ABC News Reports on the CIA's Mind Control Program
ABC Evening News
July 20, 1977
FRANK REYNOLDS: There were new revelations today about cloak-and-dagger spy operations by our side. The CIA Director, Admiral Stansfield Turner, met with the Senate Intelligence Committee in a closed session to provide more information about "MKUltra." MKUltra is a CIA program started nearly twenty-five years ago to control human behavior through the use of drugs, electric shock, psycho-surgery, and other rather sophisticated techniques.
The CIA now says it has discovered documents relating to the program that apparently were not filed in the right place. Acting under the Freedom of Information Act, a former State Department official, John Marks, has obtained a number of other documents on MKUltra. He made them public today.
Bill Downs has that story.
BILL DOWNS: John Marks says the latest CIA documents show that in the 1950s the CIA secretly contracted with an unidentified professor of neurology to go to an unnamed state prison for an experiment on an unrevealed number of convicts. The agency had learned that the Russians were testing a drug called bulbocapnine.
MKUltra wanted to know if the drug actually could induce loss of willpower and memory. Another documented case involves two suspected Russian CIA agents which the agency feared might have been compromised. Both agents were drugged, then hypnotized. The relived past incidents in their lives, the documents report. Interrogations were very successful.
Among the MKUltra documents produced today was a 1949 letter outlining ways of killing a person without leaving evidence of murder—try smothering with a pillow or strangling with a thick towel However, the letter's classic revelation: put an individual into a relatively tightly sealed small room with a block of CO2 dry ice. It is highly probable that death would result without detection.
JOHN MARKS: Admiral Turner says the experimentation now has stopped. Even if that is so, there still remains the huge body of research, technology, equipment, and other means that the CIA developed over the years. This research product is a potential threat to our most basic freedoms if it gives the government or anyone else the ability to manipulate human behavior. These techniques do not just smack of 1940—of Nineteen Eighty-Four—they open up the prospect of totalitarian control.
DOWNS: Bill Downs, ABC News Washington.
REYNOLDS: The Senate Intelligence Committee will hold a public hearing on MKUltra late next week. The principal witness will be the CIA Director, Admiral Turner.
This is Frank Reynolds.
ABC Evening News
August 3, 1977
BARBARA WALTERS: The chief of the CIA told the Senate today that eighty institutions such as colleges, prisons, and hospitals were used in top secret mind control research in the Cold War years. He gave details of some frightening experiments, as Bill Downs reports.
BILL DOWNS: More than five thousand well-laundered and sometimes lurid documents were released today by the CIA as agency Director Stansfield Turner outlined parts of the CIA's 144 human behavior control projects before a joint Senate committee. They included experiments secretly involving hospitals testing drugs on terminal cancer patients and enlisting prisons to experiment on criminal sexual psychopaths.
Massachusetts Senator Edward Kennedy said that prostitutes were employed to entice unwitting victims to so-called CIA safe houses in New York and San Francisco to test LSD and knockout drops.

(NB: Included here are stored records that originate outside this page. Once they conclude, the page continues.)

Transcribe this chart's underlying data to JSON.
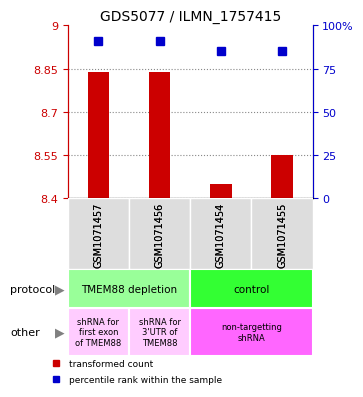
{
  "title": "GDS5077 / ILMN_1757415",
  "samples": [
    "GSM1071457",
    "GSM1071456",
    "GSM1071454",
    "GSM1071455"
  ],
  "bar_values": [
    8.84,
    8.84,
    8.45,
    8.55
  ],
  "dot_values": [
    91,
    91,
    85,
    85
  ],
  "ylim_left": [
    8.4,
    9.0
  ],
  "ylim_right": [
    0,
    100
  ],
  "yticks_left": [
    8.4,
    8.55,
    8.7,
    8.85,
    9.0
  ],
  "yticks_right": [
    0,
    25,
    50,
    75,
    100
  ],
  "ytick_labels_left": [
    "8.4",
    "8.55",
    "8.7",
    "8.85",
    "9"
  ],
  "ytick_labels_right": [
    "0",
    "25",
    "50",
    "75",
    "100%"
  ],
  "bar_color": "#cc0000",
  "dot_color": "#0000cc",
  "bar_bottom": 8.4,
  "protocol_row": [
    {
      "label": "TMEM88 depletion",
      "span": [
        0,
        2
      ],
      "color": "#99ff99"
    },
    {
      "label": "control",
      "span": [
        2,
        4
      ],
      "color": "#33ff33"
    }
  ],
  "other_row": [
    {
      "label": "shRNA for\nfirst exon\nof TMEM88",
      "span": [
        0,
        1
      ],
      "color": "#ffccff"
    },
    {
      "label": "shRNA for\n3'UTR of\nTMEM88",
      "span": [
        1,
        2
      ],
      "color": "#ffccff"
    },
    {
      "label": "non-targetting\nshRNA",
      "span": [
        2,
        4
      ],
      "color": "#ff66ff"
    }
  ],
  "legend_items": [
    {
      "color": "#cc0000",
      "label": "transformed count"
    },
    {
      "color": "#0000cc",
      "label": "percentile rank within the sample"
    }
  ],
  "xlabel_protocol": "protocol",
  "xlabel_other": "other",
  "gridline_color": "#888888",
  "gridline_style": "dotted"
}
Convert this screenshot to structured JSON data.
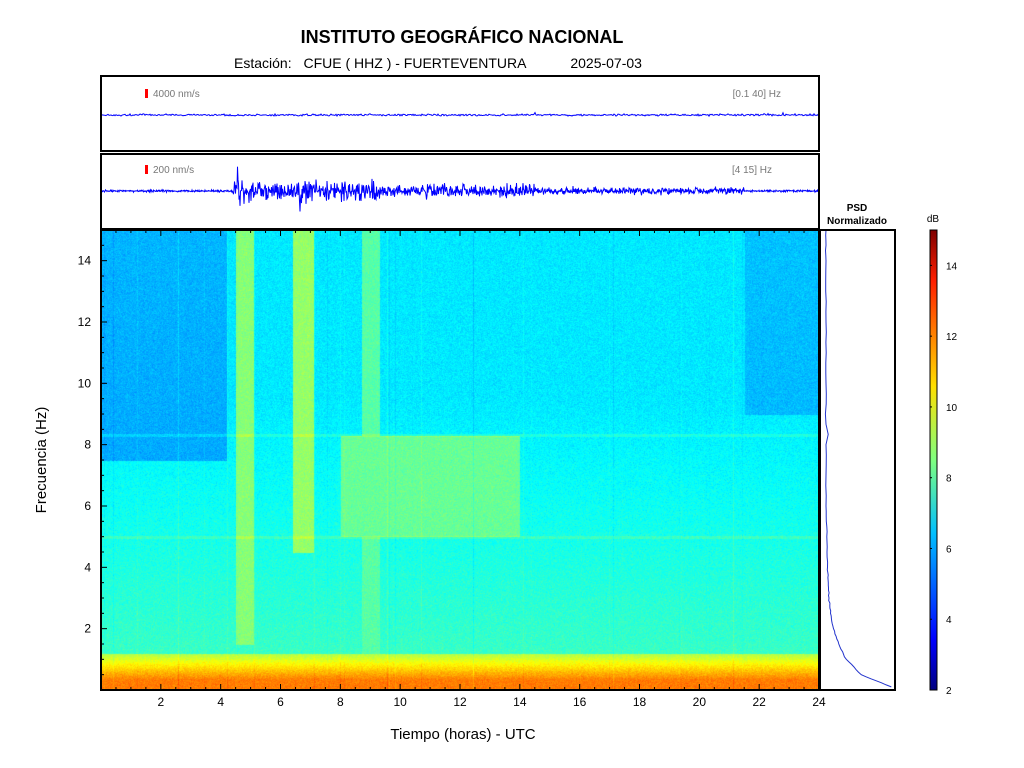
{
  "header": {
    "title": "INSTITUTO GEOGRÁFICO NACIONAL",
    "station_label": "Estación:",
    "station_value": "CFUE ( HHZ ) - FUERTEVENTURA",
    "date": "2025-07-03"
  },
  "chart_data": [
    {
      "type": "line",
      "name": "seismogram-broadband",
      "scale_label": "4000 nm/s",
      "band_label": "[0.1 40] Hz",
      "x_range": [
        0,
        24
      ],
      "color": "#0000ff",
      "activity": "low"
    },
    {
      "type": "line",
      "name": "seismogram-filtered",
      "scale_label": "200 nm/s",
      "band_label": "[4 15] Hz",
      "x_range": [
        0,
        24
      ],
      "color": "#0000ff",
      "bursts": [
        {
          "t": 4.55,
          "amp": 1.0
        },
        {
          "t": 4.75,
          "amp": 0.85
        },
        {
          "t": 5.1,
          "amp": 0.6
        },
        {
          "t": 5.6,
          "amp": 0.45
        },
        {
          "t": 6.4,
          "amp": 0.55
        },
        {
          "t": 6.7,
          "amp": 0.8
        },
        {
          "t": 6.9,
          "amp": 0.5
        },
        {
          "t": 7.3,
          "amp": 0.7
        },
        {
          "t": 7.6,
          "amp": 0.45
        },
        {
          "t": 8.3,
          "amp": 0.4
        },
        {
          "t": 9.1,
          "amp": 0.9
        },
        {
          "t": 15.8,
          "amp": 0.35
        }
      ],
      "background_activity": [
        {
          "start": 4.4,
          "end": 9.5,
          "level": 0.45
        },
        {
          "start": 9.5,
          "end": 14.5,
          "level": 0.28
        },
        {
          "start": 14.5,
          "end": 21.5,
          "level": 0.12
        }
      ]
    },
    {
      "type": "heatmap",
      "name": "spectrogram",
      "xlabel": "Tiempo (horas) - UTC",
      "ylabel": "Frecuencia (Hz)",
      "xlim": [
        0,
        24
      ],
      "ylim": [
        0,
        15
      ],
      "xticks": [
        2,
        4,
        6,
        8,
        10,
        12,
        14,
        16,
        18,
        20,
        22,
        24
      ],
      "yticks": [
        2,
        4,
        6,
        8,
        10,
        12,
        14
      ],
      "colorscale": "jet",
      "active_bands": [
        {
          "t_start": 4.5,
          "t_end": 5.1,
          "f_min": 1.5,
          "f_max": 15,
          "level": 8.6
        },
        {
          "t_start": 6.4,
          "t_end": 7.1,
          "f_min": 4.5,
          "f_max": 15,
          "level": 8.8
        },
        {
          "t_start": 8.0,
          "t_end": 14.0,
          "f_min": 5.0,
          "f_max": 8.3,
          "level": 8.2
        },
        {
          "t_start": 8.7,
          "t_end": 9.3,
          "f_min": 1.0,
          "f_max": 15,
          "level": 8.0
        }
      ],
      "quiet_regions": [
        {
          "t_start": 0,
          "t_end": 4.2,
          "f_min": 7.5,
          "f_max": 15,
          "level": 5.8
        },
        {
          "t_start": 21.5,
          "t_end": 24,
          "f_min": 9,
          "f_max": 15,
          "level": 6.0
        }
      ]
    },
    {
      "type": "line",
      "name": "psd",
      "title_line1": "PSD",
      "title_line2": "Normalizado",
      "x": [
        0.95,
        0.55,
        0.35,
        0.25,
        0.18,
        0.14,
        0.12,
        0.11,
        0.1,
        0.09,
        0.08,
        0.08,
        0.08,
        0.08,
        0.08,
        0.08
      ],
      "y": [
        0.1,
        0.5,
        1.0,
        1.5,
        2.0,
        2.5,
        3.0,
        3.5,
        4.0,
        5.0,
        6.0,
        8.0,
        10.0,
        12.0,
        14.0,
        15.0
      ],
      "peaks": [
        {
          "f": 5.0,
          "value": 0.2
        },
        {
          "f": 8.3,
          "value": 0.11
        }
      ]
    },
    {
      "type": "colorbar",
      "name": "colorbar",
      "label": "dB",
      "range": [
        2,
        15
      ],
      "ticks": [
        2,
        4,
        6,
        8,
        10,
        12,
        14
      ],
      "colorscale": "jet"
    }
  ]
}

Disavowing the past, Admiral Turner had strong ideas about the CIA's future.
STANSFIELD TURNER: It is totally abhorrent to me to think of using a human being as a guinea pig and in any way jeopardizing his life and his health, but I can assure you that this is totally beyond the pale of my contemplation of activities that the CIA or any other of our intelligence agencies should undertake.
DOWNS: Turner's testimony today revealed that the CIA secretly funneled money through scores of research foundations, colleges, hospitals, and clinics, including a $375,000 grant through the Geschickter Research Fund here in Washington.
For that story, here is Margaret Osmer at Washington's Georgetown University.
MARGARET OSMER: Georgetown University is one of the institutions that received money from the CIA. Money that came from a reputable foundation here in Washington and was used to help construct these new university buildings. University officials don't deny they got the money, but they do deny knowing anything about the CIA connection.
DR. MATTHEW MCNULTY: We have no—looking at our plans, which we've done just as recently as again this morning—there's no space that matches whatever is that the comment made at the hearings. And so we don't know what they're talking about. Now, whether there was an arrangement made with the CIA—with some other agency—to do something that was never done—which I think was Admiral Turner's response this morning that he didn't know what that was about—but it never did come to pass, we don't know.
OSMER: Dr. McNulty says he finds it despicable for a democracy not to ask an institution if they want to be involved in such an activity. Perhaps, he added, the plus of a democracy is eventually we learn about everything.
Margaret Osmer, ABC News, Georgetown University.
WALTERS: ABC's John Scali reports that CIA Director Turner has lost his bid to take over the Pentagon's intelligence apparatus as well as the CIA. President Carter will make the announcement tomorrow.